According to cassandra docs, there is no way to update rows without explicitly defining their partition key. This was done not by an accident, but because this feature (e.g. update users set status=1 where id>10) can allow user to update all data in table at once, which can be very-very-very expensive on large databases. Cassandra explicitly forbids all operations requiring data scans within multiple partitions.
To update multiple users all at once, you have to know their IDs. Having a table defined as:
CREATE TABLE stackoverflow.users (
id timeuuid PRIMARY KEY,
dob timestamp,
status text
)
and knowing user's primary key, you can run queries like update users set status='foo' where id in (1,2,3,4). But queries with really large sets of keys inside IN statement may cause performance issues on C*.

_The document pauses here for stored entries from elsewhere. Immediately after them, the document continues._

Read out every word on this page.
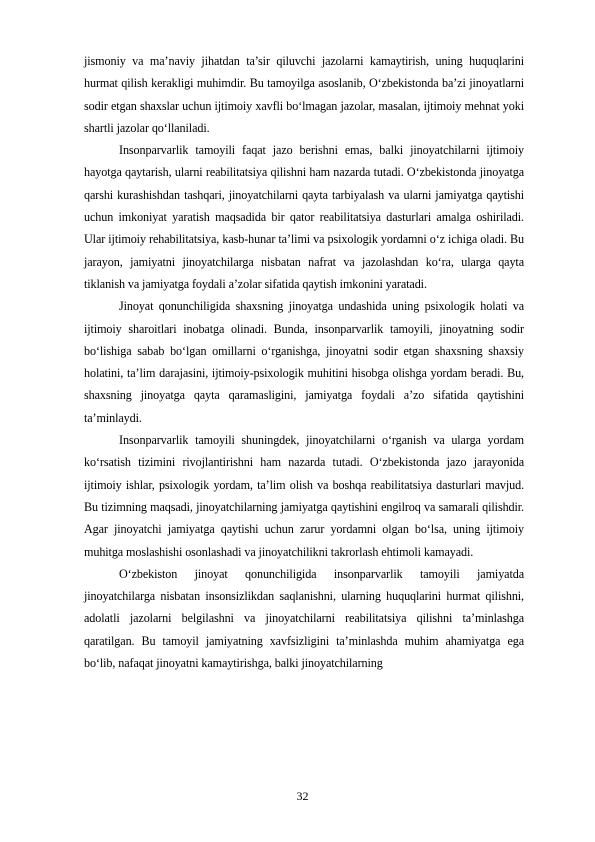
jismoniy va ma’naviy jihatdan ta’sir qiluvchi jazolarni kamaytirish, uning huquqlarini hurmat qilish kerakligi muhimdir. Bu tamoyilga asoslanib, O‘zbekistonda ba’zi jinoyatlarni sodir etgan shaxslar uchun ijtimoiy xavfli bo‘lmagan jazolar, masalan, ijtimoiy mehnat yoki shartli jazolar qo‘llaniladi.

Insonparvarlik tamoyili faqat jazo berishni emas, balki jinoyatchilarni ijtimoiy hayotga qaytarish, ularni reabilitatsiya qilishni ham nazarda tutadi. O‘zbekistonda jinoyatga qarshi kurashishdan tashqari, jinoyatchilarni qayta tarbiyalash va ularni jamiyatga qaytishi uchun imkoniyat yaratish maqsadida bir qator reabilitatsiya dasturlari amalga oshiriladi. Ular ijtimoiy rehabilitatsiya, kasb-hunar ta’limi va psixologik yordamni o‘z ichiga oladi. Bu jarayon, jamiyatni jinoyatchilarga nisbatan nafrat va jazolashdan ko‘ra, ularga qayta tiklanish va jamiyatga foydali a’zolar sifatida qaytish imkonini yaratadi.

Jinoyat qonunchiligida shaxsning jinoyatga undashida uning psixologik holati va ijtimoiy sharoitlari inobatga olinadi. Bunda, insonparvarlik tamoyili, jinoyatning sodir bo‘lishiga sabab bo‘lgan omillarni o‘rganishga, jinoyatni sodir etgan shaxsning shaxsiy holatini, ta’lim darajasini, ijtimoiy-psixologik muhitini hisobga olishga yordam beradi. Bu, shaxsning jinoyatga qayta qaramasligini, jamiyatga foydali a’zo sifatida qaytishini ta’minlaydi.

Insonparvarlik tamoyili shuningdek, jinoyatchilarni o‘rganish va ularga yordam ko‘rsatish tizimini rivojlantirishni ham nazarda tutadi. O‘zbekistonda jazo jarayonida ijtimoiy ishlar, psixologik yordam, ta’lim olish va boshqa reabilitatsiya dasturlari mavjud. Bu tizimning maqsadi, jinoyatchilarning jamiyatga qaytishini engilroq va samarali qilishdir. Agar jinoyatchi jamiyatga qaytishi uchun zarur yordamni olgan bo‘lsa, uning ijtimoiy muhitga moslashishi osonlashadi va jinoyatchilikni takrorlash ehtimoli kamayadi.

O‘zbekiston jinoyat qonunchiligida insonparvarlik tamoyili jamiyatda jinoyatchilarga nisbatan insonsizlikdan saqlanishni, ularning huquqlarini hurmat qilishni, adolatli jazolarni belgilashni va jinoyatchilarni reabilitatsiya qilishni ta’minlashga qaratilgan. Bu tamoyil jamiyatning xavfsizligini ta’minlashda muhim ahamiyatga ega bo‘lib, nafaqat jinoyatni kamaytirishga, balki jinoyatchilarning

32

But how can you have an efficient range query like select id from some_table where dob>'2000-01-01 00:00:01'? There are two options available, and both of them are not really acceptable:
Create an index table like
CREATE TABLE stackoverflow.dob_index (
year int,
dob timestamp,
ids list<timeuuid>,
PRIMARY KEY (year, dob)
)
with compound partition+clustering primary key and use multiple queries like select * from dob_index where year=2014 and dob<'2014-05-01 00:00:01'; to fetch ids for different years. Notice that I've defined multiple partitions for the table to have some kind of even partition distribution in cluster. But the general idea is that you really shouldn't have a small amount of very large partitions. Prefer a large amount of small ones, if there's a choice.
Have a separate stand-alone index available for complex queries (like ElasticSearch/Solr/Sphinx).
But I suggest you to revisit your application logic in a way to avoid updating/deleting data at all:
instead of updating users table directly, you can have a separate table user_status you insert new statuses:
CREATE TABLE user_statuses (
id timeuuid,
updated_at timestamp,
status text,
PRIMARY KEY (id, updated_at)
)
When you need to scan/update a lot of rows at once, prefer using tools like Spark to efficiently distribute your workload among your cluster nodes.